THC works to help soothe pain, calm anxiety, and ease nausea. It essentially modifies the endocannabinoid receptors and changes the messages they send out to the body, creating a variety of physical and mental responses in the process.

How will THC make me Feel?

Everyone’s body chemistry is different, so individual reactions to THC will vary from person to person. Side effects like dry mouth and hunger are common, along with slight drowsiness, excitement, and in some cases increased anxiety and paranoia. It’s difficult to predict exactly how a person will react to THC, which is why it’s important to “start low and go slow” until you are more familiar with how your body will react.

THC as a Medicinal Treatment

THC can help treat dozens of physical and mental conditions. It’s proven beneficial in managing the symptoms of everything from PTSD to chronic nerve pain to Crohn’s disease.

Recent studies have also shown that THC is a neuroprotectant, meaning it protects and even stimulates brain cells, which could have a huge impact on how degenerative conditions like Parkinson’s are treated.

As marijuana laws evolve and change, more and more research is being conducted to further our understanding about the many medicinal qualities of THC.

Erasing the THC Stigma

There are a lot of misconceptions about THC.

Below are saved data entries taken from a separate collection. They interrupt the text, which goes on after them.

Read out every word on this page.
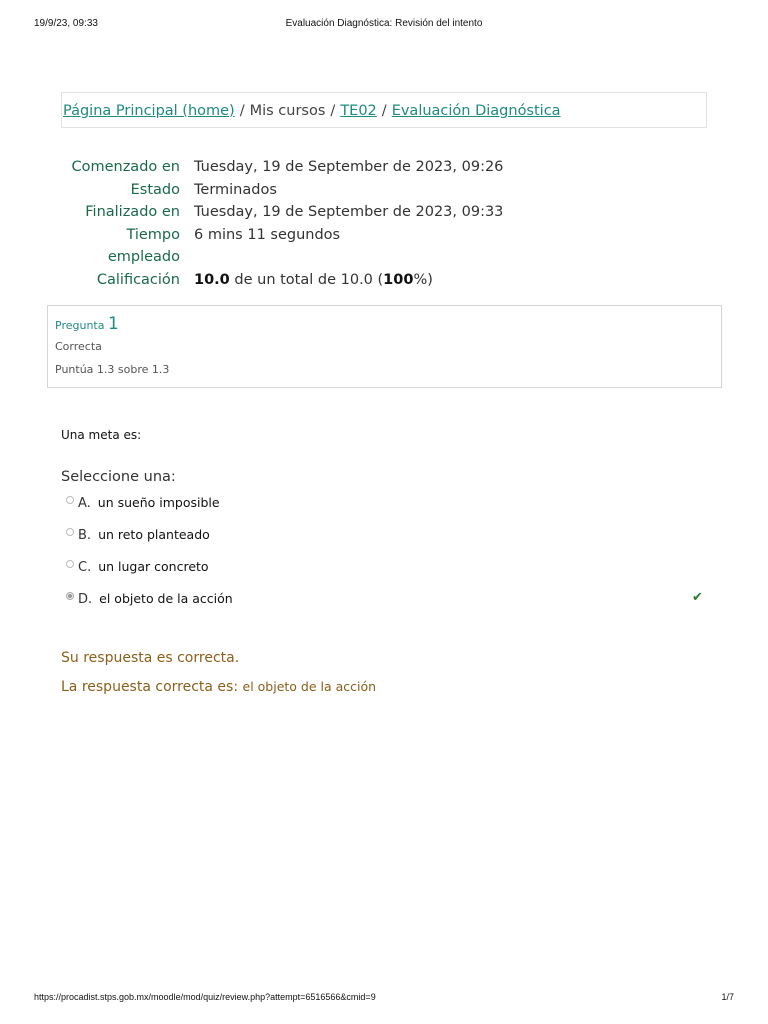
19/9/23, 09:33	Evaluación Diagnóstica: Revisión del intento
Página Principal (home) / Mis cursos / TE02 / Evaluación Diagnóstica
Comenzado en Tuesday, 19 de September de 2023, 09:26
Estado Terminados
Finalizado en Tuesday, 19 de September de 2023, 09:33
Tiempo
empleado
6 mins 11 segundos
Calificación 10.0 de un total de 10.0 (100%)
Pregunta 1
Correcta
Puntúa 1.3 sobre 1.3
Una meta es:
Seleccione una:
A. un sueño imposible
B. un reto planteado
C. un lugar concreto
D. el objeto de la acción	✔
Su respuesta es correcta.
La respuesta correcta es: el objeto de la acción
https://procadist.stps.gob.mx/moodle/mod/quiz/review.php?attempt=6516566&cmid=9	1/7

People fear the unknown, and those who fear THC the most tend to know very little about it.

Educating people about THC, and marijuana in general, is crucial helping them understand and appreciate the benefits of it. The more studies that are conducted, the more information that is shared, and the more people that are helped, the easier it will be to finally erase the negative perceptions of THC—and start using medical marijuana to make a positive impact on the lives of people everywhere.